Myślałem nad zainstalowaniem kalamitek, żeby móc od czasu do czasu przesmarować te łożyska, bez demontażu. Pewnie u siebie już tego nie zrobię, bo wszystko jest poskładane i nie zamierzam tam zaglądać przez najbliższe 20tys km. Ale przyszłościowo chciałem wykonać prototyp.

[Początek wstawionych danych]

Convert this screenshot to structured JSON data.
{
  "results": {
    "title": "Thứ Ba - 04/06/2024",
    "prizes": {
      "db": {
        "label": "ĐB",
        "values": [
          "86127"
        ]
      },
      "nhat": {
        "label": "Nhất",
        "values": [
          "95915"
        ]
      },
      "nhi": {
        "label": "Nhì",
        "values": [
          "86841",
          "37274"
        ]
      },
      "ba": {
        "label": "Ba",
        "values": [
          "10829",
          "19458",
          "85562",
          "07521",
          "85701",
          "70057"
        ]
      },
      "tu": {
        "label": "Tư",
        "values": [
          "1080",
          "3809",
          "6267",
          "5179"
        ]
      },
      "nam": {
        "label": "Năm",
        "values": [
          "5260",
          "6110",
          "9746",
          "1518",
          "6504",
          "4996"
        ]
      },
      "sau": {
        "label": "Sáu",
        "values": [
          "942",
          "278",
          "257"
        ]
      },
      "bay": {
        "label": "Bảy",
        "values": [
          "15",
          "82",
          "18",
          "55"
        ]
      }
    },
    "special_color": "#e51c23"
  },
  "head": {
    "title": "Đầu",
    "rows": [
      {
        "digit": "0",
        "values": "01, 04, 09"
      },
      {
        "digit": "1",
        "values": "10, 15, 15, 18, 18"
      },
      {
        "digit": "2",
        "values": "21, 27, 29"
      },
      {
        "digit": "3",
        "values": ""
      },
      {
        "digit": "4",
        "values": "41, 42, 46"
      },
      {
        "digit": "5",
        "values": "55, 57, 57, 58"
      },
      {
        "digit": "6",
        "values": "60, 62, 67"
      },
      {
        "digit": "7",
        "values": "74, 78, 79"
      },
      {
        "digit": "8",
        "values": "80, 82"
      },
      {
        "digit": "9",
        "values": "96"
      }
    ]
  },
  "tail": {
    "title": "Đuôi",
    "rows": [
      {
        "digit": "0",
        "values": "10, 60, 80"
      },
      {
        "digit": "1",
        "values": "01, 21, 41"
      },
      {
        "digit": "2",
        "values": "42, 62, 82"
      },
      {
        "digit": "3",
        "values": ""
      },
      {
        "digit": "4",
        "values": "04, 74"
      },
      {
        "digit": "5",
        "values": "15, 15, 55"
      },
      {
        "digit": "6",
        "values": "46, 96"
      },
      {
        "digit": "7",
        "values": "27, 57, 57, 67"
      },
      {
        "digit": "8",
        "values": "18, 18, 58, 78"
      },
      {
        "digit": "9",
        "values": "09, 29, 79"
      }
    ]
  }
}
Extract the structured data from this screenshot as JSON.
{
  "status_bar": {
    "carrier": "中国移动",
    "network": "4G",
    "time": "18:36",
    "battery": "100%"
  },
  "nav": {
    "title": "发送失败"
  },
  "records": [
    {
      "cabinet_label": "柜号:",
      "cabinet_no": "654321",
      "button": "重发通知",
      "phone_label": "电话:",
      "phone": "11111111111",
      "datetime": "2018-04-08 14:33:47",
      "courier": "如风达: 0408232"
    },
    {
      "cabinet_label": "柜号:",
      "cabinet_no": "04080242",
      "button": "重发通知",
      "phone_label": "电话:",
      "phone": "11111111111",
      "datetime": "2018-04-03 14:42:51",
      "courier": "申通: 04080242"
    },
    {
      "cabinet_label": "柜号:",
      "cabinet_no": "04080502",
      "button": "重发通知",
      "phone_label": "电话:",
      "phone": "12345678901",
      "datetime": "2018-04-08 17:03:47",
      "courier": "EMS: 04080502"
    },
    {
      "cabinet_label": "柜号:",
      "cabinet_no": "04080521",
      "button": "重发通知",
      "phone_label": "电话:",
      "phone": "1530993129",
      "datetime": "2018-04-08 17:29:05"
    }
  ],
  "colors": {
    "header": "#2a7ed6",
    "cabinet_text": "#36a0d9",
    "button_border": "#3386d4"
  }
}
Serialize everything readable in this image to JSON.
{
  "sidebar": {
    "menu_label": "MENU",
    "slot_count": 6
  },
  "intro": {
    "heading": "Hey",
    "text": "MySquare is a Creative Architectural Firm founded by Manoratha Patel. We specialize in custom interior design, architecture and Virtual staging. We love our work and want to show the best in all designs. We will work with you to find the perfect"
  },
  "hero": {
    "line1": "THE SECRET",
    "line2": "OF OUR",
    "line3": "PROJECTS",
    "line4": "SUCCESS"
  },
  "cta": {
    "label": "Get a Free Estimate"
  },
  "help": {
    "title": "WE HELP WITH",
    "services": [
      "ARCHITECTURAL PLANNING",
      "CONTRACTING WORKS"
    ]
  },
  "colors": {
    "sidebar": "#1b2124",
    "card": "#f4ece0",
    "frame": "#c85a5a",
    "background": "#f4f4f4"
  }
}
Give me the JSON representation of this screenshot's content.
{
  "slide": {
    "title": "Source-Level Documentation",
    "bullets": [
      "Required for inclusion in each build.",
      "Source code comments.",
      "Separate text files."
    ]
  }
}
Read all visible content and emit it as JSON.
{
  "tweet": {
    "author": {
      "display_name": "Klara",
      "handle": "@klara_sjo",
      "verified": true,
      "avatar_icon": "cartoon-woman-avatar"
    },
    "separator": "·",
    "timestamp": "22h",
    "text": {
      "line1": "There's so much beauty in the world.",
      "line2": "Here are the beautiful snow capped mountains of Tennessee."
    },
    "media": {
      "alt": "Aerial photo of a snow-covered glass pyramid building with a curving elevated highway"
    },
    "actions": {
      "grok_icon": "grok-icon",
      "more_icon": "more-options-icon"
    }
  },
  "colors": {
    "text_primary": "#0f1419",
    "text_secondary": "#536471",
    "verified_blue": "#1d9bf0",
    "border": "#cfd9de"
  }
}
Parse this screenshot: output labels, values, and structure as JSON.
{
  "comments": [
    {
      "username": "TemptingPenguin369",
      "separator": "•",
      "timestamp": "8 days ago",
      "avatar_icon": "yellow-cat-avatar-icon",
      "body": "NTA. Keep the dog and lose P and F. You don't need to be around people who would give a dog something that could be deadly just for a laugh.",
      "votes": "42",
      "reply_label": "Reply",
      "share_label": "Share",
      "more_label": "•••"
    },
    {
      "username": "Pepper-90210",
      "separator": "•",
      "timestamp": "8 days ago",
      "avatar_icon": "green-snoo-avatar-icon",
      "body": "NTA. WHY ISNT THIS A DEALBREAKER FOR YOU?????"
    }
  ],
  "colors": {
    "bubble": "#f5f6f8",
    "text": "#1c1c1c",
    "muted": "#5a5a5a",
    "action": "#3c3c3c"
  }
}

Na pewno taka operacja będzie się wiązała z wymianą uszczelniaczy na inne, ponieważ te co są tam zamontowane, wykluczają smarowanie poprzez kalamitki. Po prostu ciśnienie smaru wypchnęło by te uszczelniacze. To wiadomo, montaż kalamitek, zmiana typu uszczelnienia. Pozostaje jeszcze kwestia dwóch łożysk, które zaznaczyłem. Są to łożyska bez wianka wewnętrznego, wypełnione smarem stałym (to w zasadzie jakaś taka substancja stała o strukturze pianki, nasycona olejem. Foto poglądowe z neta)
[ Nie masz uprawnień do ogldania załaczników ]
Zatem pojawia się kolejny problem, uniemożliwiający dotarcie smaru między igiełki a bieżnie. Eksperyment ma polegać na sprawdzeniu, czy wypełnienie łożyska ma funkcję tylko i wyłącznie smarną, czy też utrzymuje igiełki w pewnej odległości od siebie.